Leaside kidnapped by aliens

Most of you were at the cottage this past August, so you missed the remarkable happenings in Leaside.

On the surface nothing seemed to be happening. That was so remarkable. Every single day was exactly like every other. Every morning we woke to blue skies and soft winds. Every day was sunny and warm. Every evening it cooled off comfortably for sleeping. It never rained; even cloud sightings became unusual.

Almost every day in August the weather forecasters predicted thunderstorms for the GTA. They never struck Leaside.

Nobody in Leaside wore long pants or long sleeves all of August. All of us, but especially the young, seemed to take off more and more clothing as the month went on. The already beautiful young women of Leaside became more beautiful still, the young men more handsome and tanned, the children all perfect.

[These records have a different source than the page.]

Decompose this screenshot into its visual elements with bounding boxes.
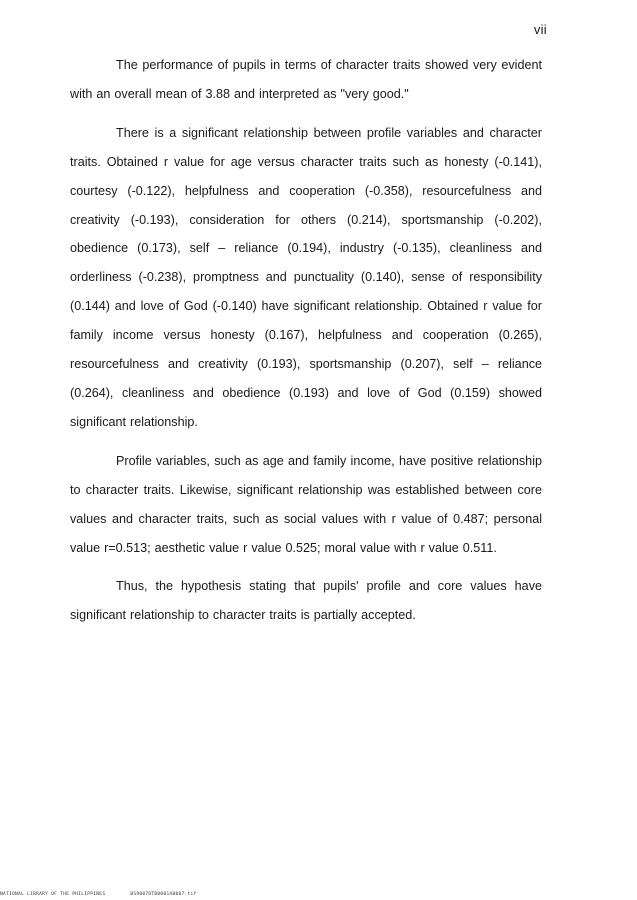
scan-footer [0,892,197,897]
paragraph-profile-relationship: There is a significant relationship between profile variables and character traits. Obtained r value for age versus character traits such as honesty (-0.141), courtesy (-0.122), helpfulness and cooperation (-0.358), resourcefulness and creativity (-0.193), consideration for others (0.214), sportsmanship (-0.202), obedience (0.173), self – reliance (0.194), industry (-0.135), cleanliness and orderliness (-0.238), promptness and punctuality (0.140), sense of responsibility (0.144) and love of God (-0.140) have significant relationship. Obtained r value for family income versus honesty (0.167), helpfulness and cooperation (0.265), resourcefulness and creativity (0.193), sportsmanship (0.207), self – reliance (0.264), cleanliness and obedience (0.193) and love of God (0.159) showed significant relationship. [70,125,542,429]
footer-library-name: NATIONAL LIBRARY OF THE PHILIPPINES [0,892,106,897]
page-number: vii [533,22,547,37]
paragraph-core-values-relationship: Profile variables, such as age and family income, have positive relationship to character traits. Likewise, significant relationship was established between core values and character traits, such as social values with r value of 0.487; personal value r=0.513; aesthetic value r value 0.525; moral value with r value 0.511. [70,453,542,555]
footer-file-code: BS9007DTB0001A0007.tif [130,892,197,897]
body-text [70,51,542,640]
paragraph-hypothesis-conclusion: Thus, the hypothesis stating that pupils' profile and core values have significant relationship to character traits is partially accepted. [70,579,542,623]
paragraph-overall-performance: The performance of pupils in terms of character traits showed very evident with an overall mean of 3.88 and interpreted as "very good." [70,58,542,101]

The drought began to damage lawns and gardens. The cicadas were our high volume daily soundtrack, and we wondered when the day of the locust would come. Would there be a forest fire in the ravines?

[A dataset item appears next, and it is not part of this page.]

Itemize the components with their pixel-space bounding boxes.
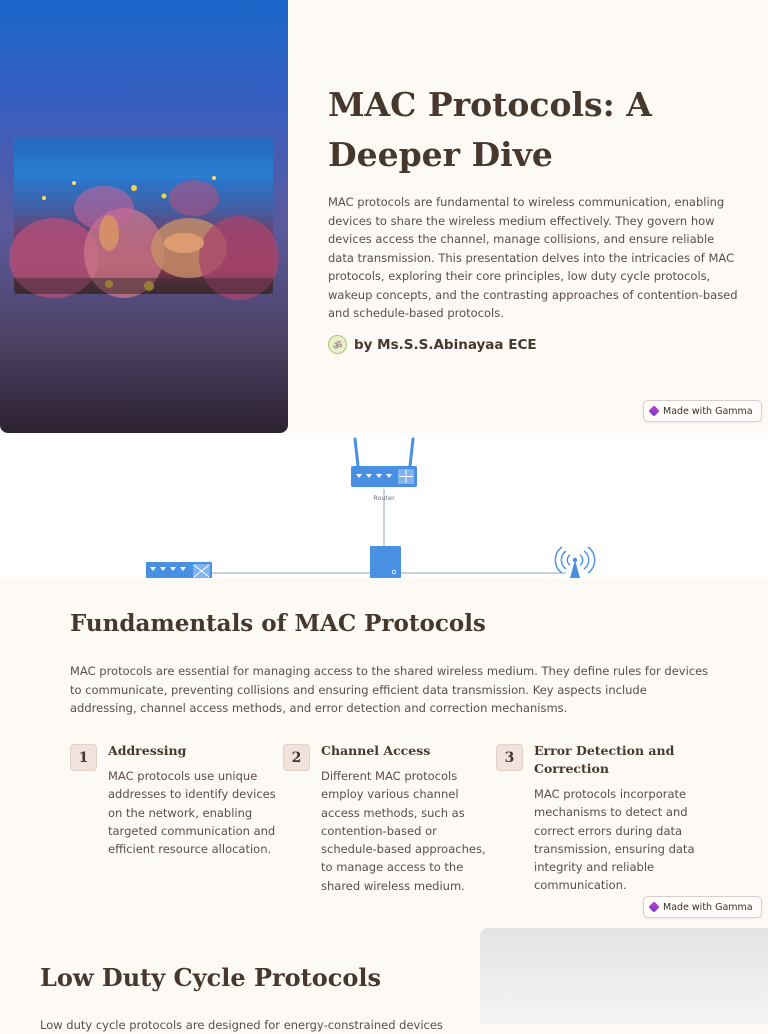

We began to expect to see starlets strolling on Bayview, hear the Beach Boys and Otis Redding on the radios of passing ’63 T-Birds. Corona and sangria replaced coffee as the patio drink of choice. Developers started designing a surfing pool for the old industrial area.

It gradually dawned on us that early one night in August the whole of Leaside – I mean everything – had been raised up by alien force fields, separated from Canada, and deposited in California. That was the only way to explain this summer’s astonishing weather.

It was quite wonderful, but as so often happens with California, the weather gradually became boring. By Labour Day weekend – every day the same old, same old, not even a rush of excitement from the remnants of Hurricane Hermine – we were fed up with it and would hide from the sunshine by taking in matinées at Canada Square (some flick about a singer whose voice sounded like cicadas).

Leaside gradually came home, though not in time to escape more heat and blue skies in early September. As you read this, of course, we are back to normal.

But the aliens have their winter plans for us. In January we’re going to be rudely relocated to Nunavut.